On the reductions of certain two-dimensional crystabelline representations

Abstract

Crystabelline representations are representations of the absolute Galois group \(\smash {G_{\mathbb {Q}_p}}\) over \(\smash {\smash {\overline{\mathbb {Q}}_p}}\) that become crystalline on \(\smash {G_{F}}\) for some abelian extension \(\smash {F/\mathbb {Q}_p}\). Their relation to modular forms is that the representation associated with a finite slope newform of level divisible by \(\smash {p^2}\) is crystabelline. In this article, we study the connection between the slopes of two-dimensional crystabelline representations and the reducibility of their modulo \(\smash {p}\) reductions.
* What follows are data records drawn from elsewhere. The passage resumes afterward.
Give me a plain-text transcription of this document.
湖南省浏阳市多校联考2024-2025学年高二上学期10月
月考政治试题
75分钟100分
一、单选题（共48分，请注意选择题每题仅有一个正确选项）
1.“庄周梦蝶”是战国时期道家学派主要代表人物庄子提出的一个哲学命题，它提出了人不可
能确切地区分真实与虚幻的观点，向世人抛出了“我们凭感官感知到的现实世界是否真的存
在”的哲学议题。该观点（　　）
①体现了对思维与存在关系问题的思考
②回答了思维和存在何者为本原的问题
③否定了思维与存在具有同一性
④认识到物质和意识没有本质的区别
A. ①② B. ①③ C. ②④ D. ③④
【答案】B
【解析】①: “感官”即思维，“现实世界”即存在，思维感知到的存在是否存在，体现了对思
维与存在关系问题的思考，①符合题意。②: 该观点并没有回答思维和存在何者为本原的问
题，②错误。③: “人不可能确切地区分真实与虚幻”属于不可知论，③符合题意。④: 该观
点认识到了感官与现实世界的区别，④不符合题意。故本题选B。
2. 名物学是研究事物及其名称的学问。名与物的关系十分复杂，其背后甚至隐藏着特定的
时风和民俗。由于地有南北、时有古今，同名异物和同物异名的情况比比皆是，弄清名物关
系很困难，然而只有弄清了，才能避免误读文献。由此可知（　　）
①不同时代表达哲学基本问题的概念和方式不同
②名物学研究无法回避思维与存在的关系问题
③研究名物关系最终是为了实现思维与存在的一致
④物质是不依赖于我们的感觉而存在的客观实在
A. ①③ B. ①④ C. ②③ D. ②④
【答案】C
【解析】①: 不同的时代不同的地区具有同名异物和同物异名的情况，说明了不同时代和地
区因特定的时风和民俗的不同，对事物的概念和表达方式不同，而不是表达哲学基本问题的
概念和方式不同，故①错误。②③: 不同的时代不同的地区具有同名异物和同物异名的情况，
This question is inspired by a theorem by Buzzard and Kilford which implies that the slopes on the boundary of the \(\smash {2}\)-adic eigencurve of tame level \(\smash {1}\) are integers (and in arithmetic progression); an analogous theorem by Roe which says that the same is true for the \(\smash {3}\)-adic eigencurve; Coleman’s halo conjecture and the ghost conjecture which give predictions about the slopes on the \(\smash {p}\)-adic eigencurve of general tame level; and Hodge theoretic conjectures by Breuil, Buzzard, Emerton, and Gee which indicate that there is a connection between all of these and the slopes of two-dimensional crystabelline representations whose reductions modulo \(\smash {p}\) are reducible. We prove that the reductions of certain two-dimensional crystabelline representations with slopes in \(\smash {(0,\frac{p-1}{2})\backslash \mathbb {Z}}\) are usually irreducible, with the exception of a small region where the slopes are half-integers and reducible representations do occur.